Posted: May 26, 2006

Using a Russian Navy strategic submarine and a converted ballistic missile, a small research satellite was launched into orbit Friday on a mission to aid in the potential development of earthquake forecasts from space.

The Shtil 1 rocket blasted out of its launch tube at 1850 GMT (2:50 p.m. EDT). The three-stage liquid-fueled booster later released its payload as planned into the targeted orbit with a high point of about 300 miles, a low point of approximately 250 miles, and an inclination of around 79 degrees.

The launch originated from the Russian Navy's nuclear-powered Ekaterinburg submarine submerged in the Barents Sea inside the Arctic Circle offshore Russia's northern coast.

Ground controllers detected the first signals from the craft approximately seven hours later when it passed over a Russian ground station.
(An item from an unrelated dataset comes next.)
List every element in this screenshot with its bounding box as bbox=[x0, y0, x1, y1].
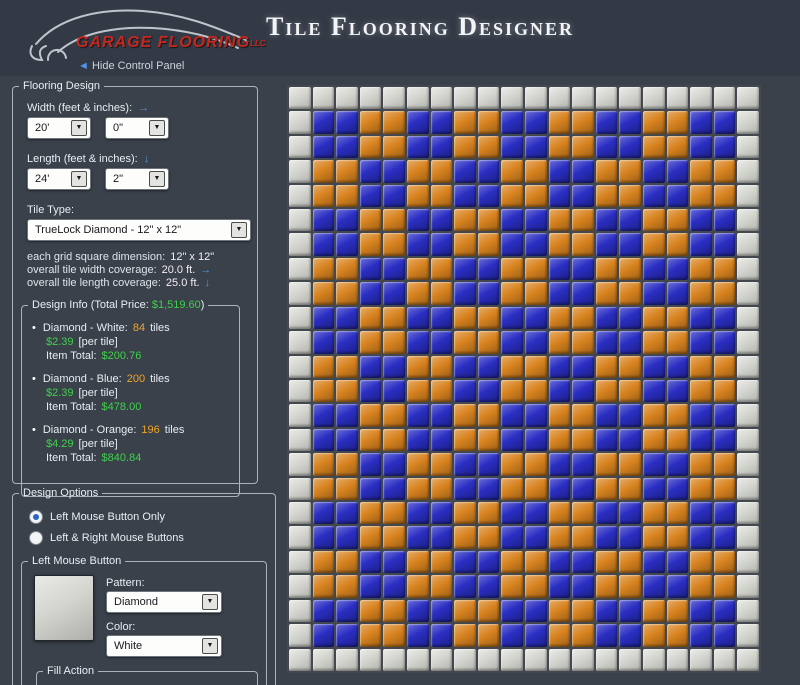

The Complex Orbital Magneto-Plasma Autonomous Small Satellite 2 (COMPASS 2) was determined to be in good health, officials said. Known as Kompas 2 in the Russian language, the 180-pound microsatellite will soon begin its mission to study earthquakes and other natural disasters.

The mission is managed by the Institute of Terrestrial Magnetism, Ionosphere, and Radio Waves Propagation, or IZMIRAN, which is part of the Russian Academy of Sciences.

The satellite carries five scientific instruments - totaling almost 45 pounds - to detect seismic activity and to help determine the tell-tale signs of impending earthquakes and other natural phenomena. Provided by scientists from Russia, Poland, Sweden, Hungary, and Ukraine, the instruments will probe the Earth's underground lithosphere, atmosphere, ionosphere, and magnetosphere to learn how each terrestrial region is connected with a variety of events such as earthquakes, volcanoes, tropical cyclones, and tornadoes.

Data from these studies will contribute to the efforts of scientists to establish a model for the cause-and-effect links associated with natural disasters found in all regions of the Earth. Scientists also hope to find precursors of earthquakes that will help in possible predictions of earthquakes based on information gathered from satellites in space.

Links between the upper atmosphere and seismic activity were first noticed in the 1960s, but hard scientific data was not available until 1979. The Interkosmos 19 satellite detected an unusual low-frequency noise in a large area centered near the epicenter of an earthquake that occurred a few hours later. This finding was later confirmed by other spacecraft.

IZMIRAN launched the first COMPASS satellite in late 2001 with a specialized payload to further study these connections. The experiment quickly failed, however, when the instrument payload stopped working. A third COMPASS satellite could launch before the end of 2006.

The launch was postponed two days from Wednesday to undisclosed reasons. The flight was the 19th space launch to successfully reach orbit in 2006, and the sixth launch from Russia this year.